Le manoir semblait abandonné depuis vingt ans. La barrière, ouverte et pourrie, tenait debout on ne sait comment. L'herbe emplissait les allées ; on ne distinguait plus les plates-bandes du gazon.
Au bruit que je fis en tapant à coups de pied dans un volet, un vieil homme sortit d'une porte de côté et parut stupéfait de me voir Je sautai à terre et je remis ma lettre. Il la lut, la relut, la retourna, me considéra en dessous, mit le papier dans sa poche et prononça :
"Eh bien ! qu'est-ce que vous désirez ?"
Je répondis brusquement :
"Vous devez le savoir, puisque vous avez reçu là-dedans les ordres de votre maître ; je veux entrer dans ce château." Il semblait atterré. Il déclara :
"Alors, vous allez dans... dans sa chambre ?"
Je commençai à m'impatienter.
"Parbleu ! Mais est-ce que vous auriez l'intention de m'interroger, par hasard ?"
Il balbutia :
"Non... Monsieur... mais c'est que... c'est qu'elle n'a pas été ouverte depuis... depuis la... mort. Si vous voulez m'attendre cinq minutes, je vais aller... aller voir si..."
Je l'interrompis avec colère :
"Ah ! ça voyons, vous fichez-vous de moi ? Vous n'y pouvez pas entrer, puisque voici la clef."
Il ne savait plus que dire.
"Alors, Monsieur, je vais vous montrer la route.
- Montrez-moi l'escalier et laissez-moi seul. Je la trouverai bien sans vous.
- Mais... Monsieur... cependant..."
Cette fois, je m'emportai tout à fait :
"Maintenant, taisez-vous, n'est-ce pas ? ou vous aurez affaire à moi."
Je l'écartai violemment et je pénétrai dans la maison.
Je traversai d'abord la cuisine, puis deux petites pièces que cet homme habitait avec sa femme. Je franchis ensuite un grand vestibule, je montai l'escalier et je reconnus la porte indiquée par mon ami.

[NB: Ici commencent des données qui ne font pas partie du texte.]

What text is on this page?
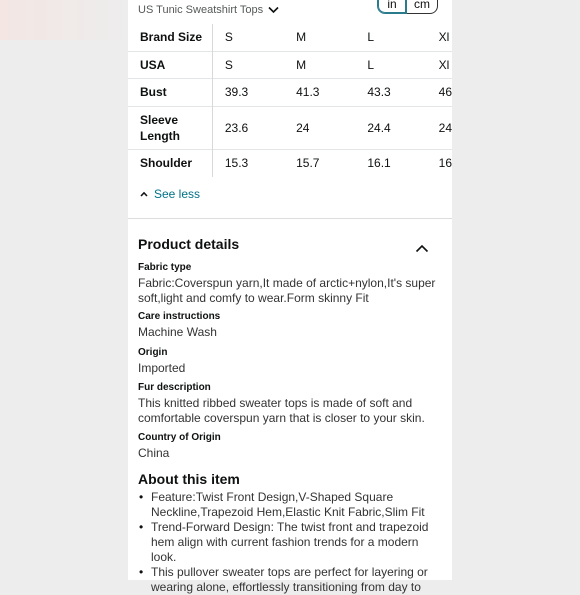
US Tunic Sweatshirt Tops	in	cm
Brand Size	S	M	L	Xl
USA	S	M	L	Xl
Bust	39.3	41.3	43.3	46
Sleeve Length	23.6	24	24.4	24
Shoulder	15.3	15.7	16.1	16
See less
Product details
Fabric type
Fabric:Coverspun yarn,It made of arctic+nylon,It's super soft,light and comfy to wear.Form skinny Fit
Care instructions
Machine Wash
Origin
Imported
Fur description
This knitted ribbed sweater tops is made of soft and comfortable coverspun yarn that is closer to your skin.
Country of Origin
China
About this item
• Feature:Twist Front Design,V-Shaped Square Neckline,Trapezoid Hem,Elastic Knit Fabric,Slim Fit
• Trend-Forward Design: The twist front and trapezoid hem align with current fashion trends for a modern look.
• This pullover sweater tops are perfect for layering or wearing alone, effortlessly transitioning from day to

Je l'ouvris sans peine et j'entrai.
L'appartement était tellement sombre que je n'y distinguai rien d'abord. Je m'arrêtai, saisi par cette odeur moisie et fade des pièces inhabitées et condamnées, des chambres mortes. Puis, peu à peu, mes yeux s'habituèrent à l'obscurité, et je vis assez nettement une grande pièce en désordre, avec un lit sans draps, mais gardant ses matelas et ses oreillers, dont l'un portait l'empreinte profonde d'un coude ou d'une tête comme si on venait de se poser dessus.
Les sièges semblaient en déroute. Je remarquai qu'une porte, celle d'une armoire sans doute, était demeurée entrouverte. J'allai d'abord à la fenêtre pour donner du jour et je l'ouvris ; mais les ferrures du contrevent étaient tellement rouillées que je ne pus les faire céder.
J'essayai même de les casser avec mon sabre, sans y parvenir. Comme je m'irritais de ces efforts inutiles, et comme mes yeux s'étaient enfin parfaitement accoutumés à l'ombre, je renonçai à l'espoir d'y voir plus clair et j'allai au secrétaire.
Je m'assis dans un fauteuil, j'abattis la tablette, j'ouvris le tiroir indiqué. Il était plein jusqu'aux bords. Il ne me fallait que trois paquets, que je savais comment reconnaître, et je me mis à les chercher.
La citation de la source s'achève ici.